3. Milk and Milk Products:
   This category includes liquid and powdered milk, paneer, curd, buttermilk etc. They are not only a good source of quality protein but also calcium and riboflavin. These should be a part of everyday’s diet and especially essential for children as they support healthy growth.
4. Fruits and Vegetables: these include
   1. Roots and Tubers: these are rich in carbohydrates and are good sources of energy and calcium. Root vegetables like carrots are a good source of vitamin A.
   2. Vegetables and Green Leafy Vegetables (GLV’s): vegetables add both color and variety to the diet. They provide minerals, vitamins and fiber (which add bulk to the diet). GLV’s are a rich source of calcium iron, vitamin A (β-carotene), vitamin C, folic acid.
   3. Fruits: these provide vitamins and fiber. Green, Yellow and Orange fruits are a rich source of beta carotene. Citrus fruits, amla, and guava are rich in vitamin C. dried fruits like dates supply iron. Seasonal fruits should be encouraged. Fruits also contain pectins which provide bulk to the diet and helps bowel movement.

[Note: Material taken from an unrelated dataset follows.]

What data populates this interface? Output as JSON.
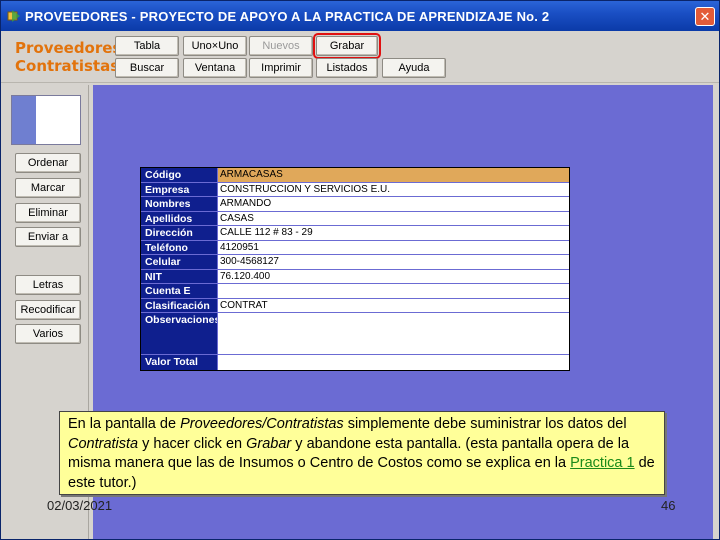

5. Animal Foods:This category includes eggs, chicken, meat, fish etc. They are a good source of high quality protein and other important nutrients. Fish is rich in omega-3 PUFA which is protective against cardiovascular diseases and calcium as well. A special feature in flesh foods is the presence of vitamin B12, which is absent in plant foods.
6. Fats, Nuts and Oils:
   These are calorie-rich foods, and are useful for increasing the energy density of foods. Fats can be the visible fats (ghee, butter, oil) or the invisible fats (present inherently in each food). They are required in moderate quantities in the daily diet as they provide essential fatty acids and promote absorption of fat soluble vitamins along with improving the palatability of the food. However, the total calories from fat should not exceed 10-15%.
7. Sugars:
   This group includes table sugar, jaggery, honey, syrups etc which are energy concentrates. They are the sweetening agents which should be consumed in moderation as they provide calories but not much in the way of nutrition. Also excessive sugar consumption has been linked to weight gain.